Like many little boys, Austin Holshey always loved tanks, helicopters, guns. Raised in a military family, Holshey, now 20, anticipated enlisting in the military at the end of high school and never placed any emphasis on academics, believing that his studies were not important as long as he received the minimum score required on the Armed Services Vocational Aptitude Battery (ASVAB) and earned a high school diploma or GED. Holshey took few steps to plan for his future, hoping that his participation in his school's Junior Reserve Officer Training Corps (JROTC) was enough to prepare him for a life in the military.
As the date for ASVAB testing drew nearer, Holshey eagerly imagined his life in the Air Force. However, after receiving unsatisfactory results, Holshey was advised by military recruiters that he was not eligible for the glamorous Air Force careers of which he dreamed. Holshey recommitted himself to success on the ASVAB in the following year, "College was not an option and I was not going to get a dead end job for the rest of my life.
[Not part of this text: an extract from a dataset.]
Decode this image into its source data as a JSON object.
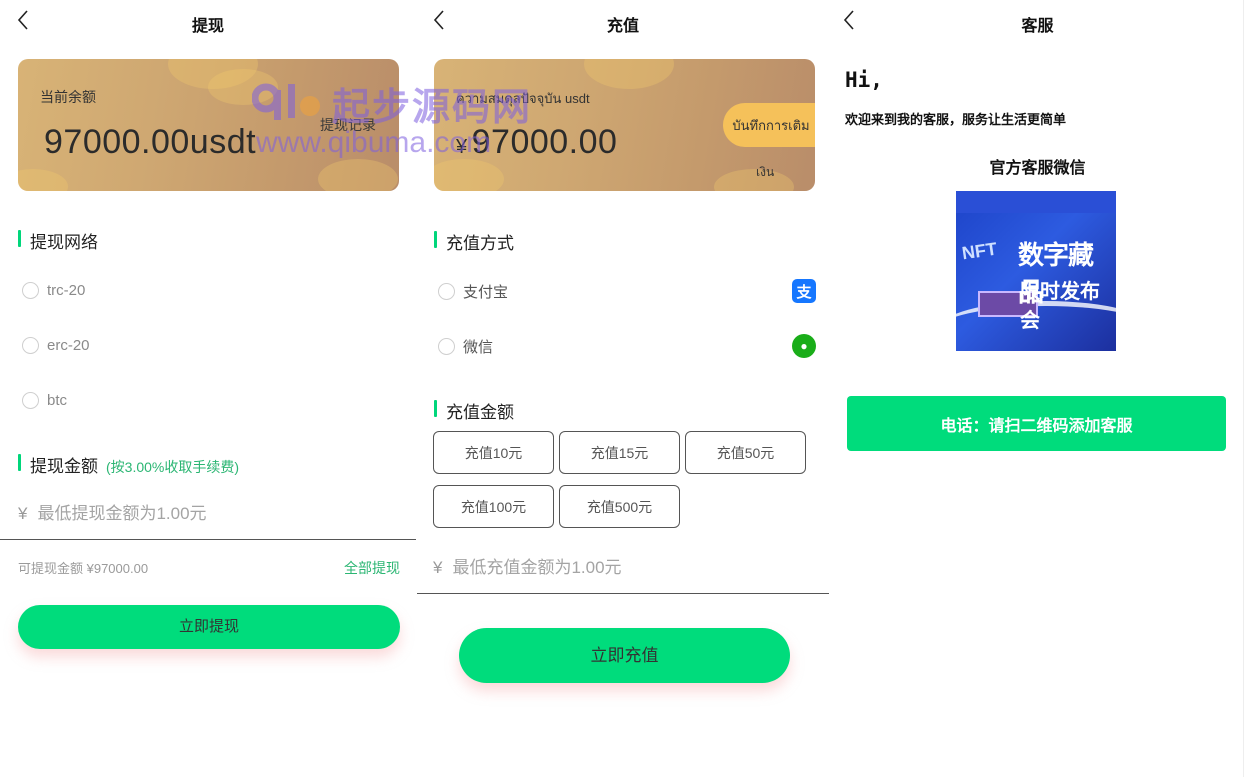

So really, my motivation came out of fear of having a boring life and being stuck at home," Said Holshey.
In Holshey's senior year he prepared himself for ASVAB success: "A week before the test I studied random things Online and the day before the test I skipped school and took practice tests Online all day, which taught me a lot." Holshey never experienced test anxiety and calmly sailed through his second ASVAB attempt almost doubling his initial score.
Now, Holshey is an apprentice in the Air Traffic Control program in the Air Force. Holshey hopes to further his education while on active duty and begin pursuing credits toward a higher degree. "Technical training is the best training you will ever receive and you receive college credits I received 21 credits for 6 months of training." said Holshey.
Looking back, Holshey wishes his high school had better prepared him for the world ahead by offering classes in financial literacy and career planning as well as developing mentoring programs and one-on-one guidance for unmotivated students, "I believe teachers [should become more like] mentors. My JROTC instructors [like mentors] taught me a lot and showed me all my options."
Holshey is satisfied with his current plan and trajectory, but considers the lives and dreams of other unmotivated students who struggle with school and are not lucky enough to have the guidance of respected mentors and stresses the importance of planning. "I wish more students were like me and always planned for the future," says Holshey, "So many students just decided that they were going to community college because they had no idea what they wanted to do...I always had a plan A, B, C and even D...plans C and D were dream options but I motivate myself by dreaming big."